Twisted Cech cohomology

Solution 1:

Local coefficient homology is a particular case of sheaf cohomology (cohomology of a locally constant sheaf). So, even if I'm not sure I understood precisely your wishes, I think it is possible that what you're trying to do (twisting sheaf cohomology) really amounts to consider sheaf cohomology for something like a tensor product $\mathcal F \otimes \mathcal L$, where $\mathcal L$ is the locally constant sheaf corresponding to your local coefficients. If that's true, you may be happy with the genuine Čech cohomology of that particular sheaf.

Two classical references for sheaf cohomology for topologists are Iversen's Cohomology of Sheaves and Dimca's Sheaves in Topology. The latter is considerably terser than the former, but easier to find. In particular, those books deal with a general expression of Poincaré duality in sheaf cohomology (Poincaré-Verdier duality) which requires twisting (by the orientation local coefficient system $\mathcal L_{\textrm{or}}$) so they will spend some time explaining things quite close to the things you seem to dream about.

A quite ancient reference from the Séminaire Cartan by Frenkel alludes to a construction which seems related, but I must say it seems quite opaque to me.

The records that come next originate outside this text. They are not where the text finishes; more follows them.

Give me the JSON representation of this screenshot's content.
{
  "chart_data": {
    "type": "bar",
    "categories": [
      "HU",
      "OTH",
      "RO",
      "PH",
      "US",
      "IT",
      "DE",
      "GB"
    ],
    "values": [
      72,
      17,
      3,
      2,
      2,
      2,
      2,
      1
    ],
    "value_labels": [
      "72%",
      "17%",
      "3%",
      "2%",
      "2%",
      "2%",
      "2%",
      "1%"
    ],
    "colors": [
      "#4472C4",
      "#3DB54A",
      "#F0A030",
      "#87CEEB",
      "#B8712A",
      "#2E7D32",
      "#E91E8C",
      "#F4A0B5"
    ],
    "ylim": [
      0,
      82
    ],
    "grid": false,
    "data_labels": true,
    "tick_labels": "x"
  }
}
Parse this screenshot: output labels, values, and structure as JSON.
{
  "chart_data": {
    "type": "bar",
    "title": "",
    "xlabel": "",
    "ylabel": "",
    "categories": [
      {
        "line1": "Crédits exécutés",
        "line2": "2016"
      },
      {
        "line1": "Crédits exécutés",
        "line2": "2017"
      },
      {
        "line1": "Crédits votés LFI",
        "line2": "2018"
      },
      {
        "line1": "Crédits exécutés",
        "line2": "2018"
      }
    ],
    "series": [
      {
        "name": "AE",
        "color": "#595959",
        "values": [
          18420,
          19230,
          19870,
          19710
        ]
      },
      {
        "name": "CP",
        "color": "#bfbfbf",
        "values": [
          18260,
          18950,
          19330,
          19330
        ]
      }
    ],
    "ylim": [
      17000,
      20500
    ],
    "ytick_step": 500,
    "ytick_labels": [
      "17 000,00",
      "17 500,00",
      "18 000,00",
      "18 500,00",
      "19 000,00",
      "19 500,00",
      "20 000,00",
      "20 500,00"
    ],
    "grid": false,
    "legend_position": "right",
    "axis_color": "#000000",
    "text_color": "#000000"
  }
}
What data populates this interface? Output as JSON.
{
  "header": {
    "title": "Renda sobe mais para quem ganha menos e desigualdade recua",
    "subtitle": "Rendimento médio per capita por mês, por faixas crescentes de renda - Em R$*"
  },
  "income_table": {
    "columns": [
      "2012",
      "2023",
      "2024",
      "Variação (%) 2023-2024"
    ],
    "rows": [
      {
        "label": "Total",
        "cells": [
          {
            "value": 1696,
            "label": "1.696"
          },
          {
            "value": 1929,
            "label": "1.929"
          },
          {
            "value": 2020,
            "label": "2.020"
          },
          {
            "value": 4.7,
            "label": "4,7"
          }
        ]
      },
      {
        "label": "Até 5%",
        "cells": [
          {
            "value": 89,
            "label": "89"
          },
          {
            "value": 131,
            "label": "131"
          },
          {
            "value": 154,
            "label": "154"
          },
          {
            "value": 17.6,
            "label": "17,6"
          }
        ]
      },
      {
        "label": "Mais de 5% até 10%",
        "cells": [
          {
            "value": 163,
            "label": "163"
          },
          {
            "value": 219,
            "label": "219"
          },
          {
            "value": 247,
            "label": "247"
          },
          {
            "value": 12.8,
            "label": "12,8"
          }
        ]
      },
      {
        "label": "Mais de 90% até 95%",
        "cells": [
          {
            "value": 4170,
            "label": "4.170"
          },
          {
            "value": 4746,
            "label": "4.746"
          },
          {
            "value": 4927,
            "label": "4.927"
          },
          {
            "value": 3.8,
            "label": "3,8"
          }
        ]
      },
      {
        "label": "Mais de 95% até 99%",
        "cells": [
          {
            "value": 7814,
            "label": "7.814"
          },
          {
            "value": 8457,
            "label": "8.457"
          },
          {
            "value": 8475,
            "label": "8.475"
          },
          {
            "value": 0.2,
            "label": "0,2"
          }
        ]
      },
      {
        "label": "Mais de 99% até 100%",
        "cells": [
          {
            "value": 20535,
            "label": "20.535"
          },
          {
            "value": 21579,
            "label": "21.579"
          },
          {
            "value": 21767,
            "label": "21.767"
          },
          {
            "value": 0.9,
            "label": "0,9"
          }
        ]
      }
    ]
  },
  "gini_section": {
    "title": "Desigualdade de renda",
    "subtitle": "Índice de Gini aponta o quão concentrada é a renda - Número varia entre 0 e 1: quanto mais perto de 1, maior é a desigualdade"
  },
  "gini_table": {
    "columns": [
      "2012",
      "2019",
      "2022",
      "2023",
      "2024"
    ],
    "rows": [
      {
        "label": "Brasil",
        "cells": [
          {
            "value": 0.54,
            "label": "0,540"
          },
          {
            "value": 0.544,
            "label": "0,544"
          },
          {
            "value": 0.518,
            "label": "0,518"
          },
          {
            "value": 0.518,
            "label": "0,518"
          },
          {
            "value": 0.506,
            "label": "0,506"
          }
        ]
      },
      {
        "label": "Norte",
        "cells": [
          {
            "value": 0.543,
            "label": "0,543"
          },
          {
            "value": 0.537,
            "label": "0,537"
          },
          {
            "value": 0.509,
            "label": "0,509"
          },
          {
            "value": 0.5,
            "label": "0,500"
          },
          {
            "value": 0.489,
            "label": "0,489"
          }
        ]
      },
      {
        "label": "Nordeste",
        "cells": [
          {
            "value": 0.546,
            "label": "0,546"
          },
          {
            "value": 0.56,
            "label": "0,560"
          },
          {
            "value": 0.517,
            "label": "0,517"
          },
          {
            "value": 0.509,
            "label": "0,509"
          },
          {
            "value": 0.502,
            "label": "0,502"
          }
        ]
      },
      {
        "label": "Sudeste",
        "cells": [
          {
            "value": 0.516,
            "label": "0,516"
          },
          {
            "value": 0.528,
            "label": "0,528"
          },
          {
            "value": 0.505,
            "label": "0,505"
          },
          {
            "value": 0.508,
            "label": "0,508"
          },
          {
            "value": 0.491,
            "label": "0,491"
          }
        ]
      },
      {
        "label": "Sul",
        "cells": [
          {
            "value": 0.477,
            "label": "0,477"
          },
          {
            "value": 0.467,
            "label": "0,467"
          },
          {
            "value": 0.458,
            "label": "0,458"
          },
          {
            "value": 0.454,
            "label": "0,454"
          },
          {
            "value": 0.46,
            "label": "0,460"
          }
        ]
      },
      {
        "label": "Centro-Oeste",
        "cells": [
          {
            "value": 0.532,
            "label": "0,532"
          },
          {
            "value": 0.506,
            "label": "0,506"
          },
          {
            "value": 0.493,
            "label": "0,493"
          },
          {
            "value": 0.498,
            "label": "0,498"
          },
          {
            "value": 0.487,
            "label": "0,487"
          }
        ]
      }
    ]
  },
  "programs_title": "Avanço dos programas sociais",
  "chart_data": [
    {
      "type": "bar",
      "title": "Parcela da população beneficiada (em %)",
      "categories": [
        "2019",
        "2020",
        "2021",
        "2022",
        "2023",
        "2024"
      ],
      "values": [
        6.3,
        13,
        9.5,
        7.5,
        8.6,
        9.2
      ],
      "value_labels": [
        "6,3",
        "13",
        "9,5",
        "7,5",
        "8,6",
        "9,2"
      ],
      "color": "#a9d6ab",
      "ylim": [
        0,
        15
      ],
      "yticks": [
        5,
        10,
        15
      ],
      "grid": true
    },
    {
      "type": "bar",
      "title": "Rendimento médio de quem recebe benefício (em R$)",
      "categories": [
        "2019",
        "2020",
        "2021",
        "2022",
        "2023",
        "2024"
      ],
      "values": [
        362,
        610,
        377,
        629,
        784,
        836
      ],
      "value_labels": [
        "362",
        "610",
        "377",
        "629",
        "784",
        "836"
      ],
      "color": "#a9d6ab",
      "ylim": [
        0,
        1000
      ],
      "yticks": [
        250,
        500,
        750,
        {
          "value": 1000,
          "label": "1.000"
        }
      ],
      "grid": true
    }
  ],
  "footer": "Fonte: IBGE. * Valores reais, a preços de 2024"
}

(Even if it's only distantly related to your question, I'd like to take this opportunity to quote two books which break the omertà on local coefficients: G.W. Whitehead's Elements of homotopy theory and Davis & Kirk's Lectures on Algebraic Topology. Neither of their account on this topic is exhaustive or perfect, but at least, they do not content themselves with a two-line remark.)